Two of them, one taller than the other, walked up the aisle hand in hand and stopped at the altar rail. A third, wearing a black biretta on his head, seemed to be performing a wedding ceremony. The boy skeleton placed a ring on his partner’s finger and the rest of the gang applauded enthusiastically. Again, I couldn’t hear them, the choir were singing a hymn, and the congregation were joining in. The mass ended and people stood and gathered their belongings. The Skeletons were off again, running, leaping, skating, boarding down the aisle and out through the main doors. It was lucky they didn’t knock anybody over. I followed but they soon outran me again. The crowd moved on towards the plaza but the Skeletons had headed back towards the cemetery, against the flow. I moved as fast as I could, showing my badge and easing people out of the way. The Skeletons were already there when I arrived. Most of them were climbing on the gates or sitting on the gate piers, kicking their heels. The two who were newly ‘married’ walked up to the gates, still hand in hand, moving slowly, looking into each other’s eyes. Es muy romantico, I might have allowed myself a few tears if I hadn’t been on duty.

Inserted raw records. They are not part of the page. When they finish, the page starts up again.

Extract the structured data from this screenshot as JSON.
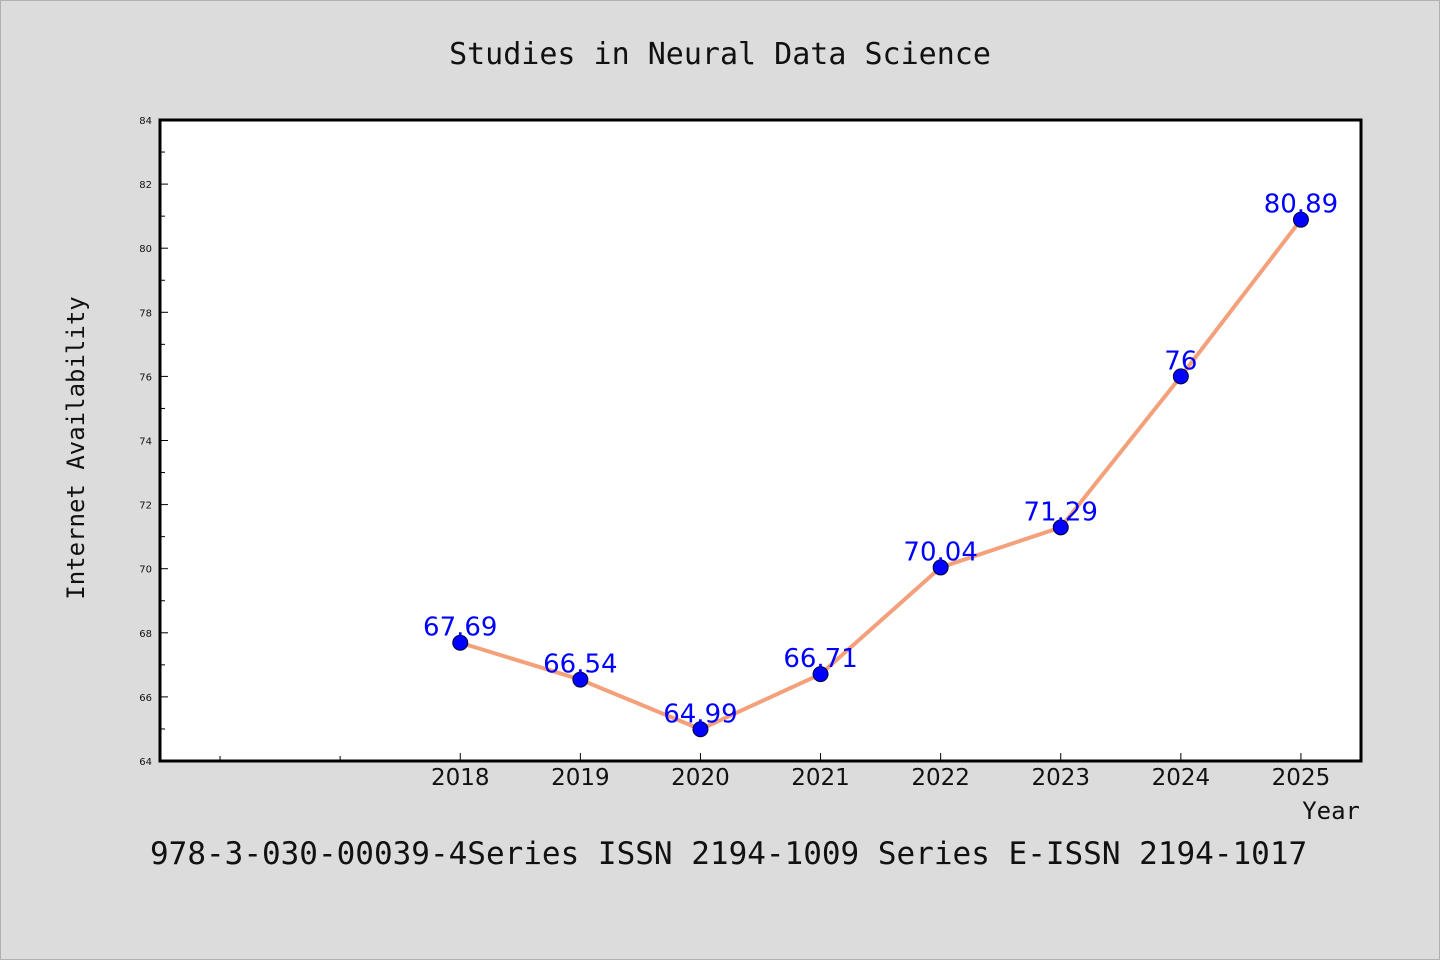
{
  "colors": {
    "figure_background": "#dcdcdc",
    "plot_background": "#ffffff",
    "line": "#f4a07a",
    "marker": "#0000ff",
    "data_label": "#0000ff",
    "axis": "#000000"
  },
  "footer": "978-3-030-00039-4Series ISSN 2194-1009 Series E-ISSN 2194-1017",
  "chart_data": {
    "type": "line",
    "title": "Studies in Neural Data Science",
    "xlabel": "Year",
    "ylabel": "Internet Availability",
    "categories": [
      "2018",
      "2019",
      "2020",
      "2021",
      "2022",
      "2023",
      "2024",
      "2025"
    ],
    "x": [
      2018,
      2019,
      2020,
      2021,
      2022,
      2023,
      2024,
      2025
    ],
    "values": [
      67.69,
      66.54,
      64.99,
      66.71,
      70.04,
      71.29,
      76,
      80.89
    ],
    "data_labels": [
      "67.69",
      "66.54",
      "64.99",
      "66.71",
      "70.04",
      "71.29",
      "76",
      "80.89"
    ],
    "xlim": [
      2015.5,
      2025.5
    ],
    "ylim": [
      64,
      84
    ],
    "yticks": [
      64,
      66,
      68,
      70,
      72,
      74,
      76,
      78,
      80,
      82,
      84
    ],
    "ytick_labels": [
      "64",
      "66",
      "68",
      "70",
      "72",
      "74",
      "76",
      "78",
      "80",
      "82",
      "84"
    ],
    "xticks_unlabeled": [
      2016,
      2017
    ],
    "grid": false,
    "legend": "none",
    "markers": "filled circles"
  }
}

They stopped at the gates of the cemetery, and seemed to speak in sign language, their hands animated, shedding whorls and streaks of stardust as they ‘spoke.’ The boy took the girl’s hand, and they waited, while the rest of the gang dispersed over the wall and along the paths between the graves, then walked slowly after them. The boy led the girl to a grave decorated with sugar skulls, sweet bread, and flowers. They held each other for some time before he finally kissed her on the forehead. She stood, head bowed, as he turned and walked away. I watched as he walked towards a more elaborate grave nearby. I turned my gaze back towards the girl but she had disappeared. When I looked for the boy he too had vanished, leaving only a shimmer of stardust above the polished marble stonework.

I walked over to read the inscription, and suddenly remembered. About ten years ago, while I was still in uniform, driving a black and white, there’d been a motorcycle accident, with two riders killed. He was from a well-to-do family and thus the Harley Davidson. Too much, too soon. It had been big news at the time. His name was Martin Riley, his father owned several golf courses outside the city. She was Estella something, not exactly trailer trash but definitely from the wrong side of the tracks.

I walked to a bench some distance away and sat thinking about my report, the evening had been routine really, nothing untoward, no damage, no crime, no accidents. Just the usual youthful high spirits, and now the excitement was over for another year. I lit up a cigarette and stared at the grave ahead of me, the headstone read, ‘Police Lieutenant Arthur Rodriguez, hero of the state, shot in the line of duty.’ There was an altar with a sugar gun and holster, a sugar police badge and a blaze of orange marigolds decorating it.


The Sun edged over the horizon, its early, near horizontal rays probed the cemetery, highlighting the altars festooned with pierced paper decorations of all colours, now blowing across the paths. Feral dogs, tramps and bag-ladies were already eating the sugar skulls, sweet breads and piles of tortillas left on the graves for their occupants. Crows hopped as close as they dared and picked at the discarded food.

A homeless man picked up a half-smoked cigarette from where it lay on the ground near the empty bench and took a grateful pull. A last swirl of stardust lingered, but the Sun was too bright for him to notice.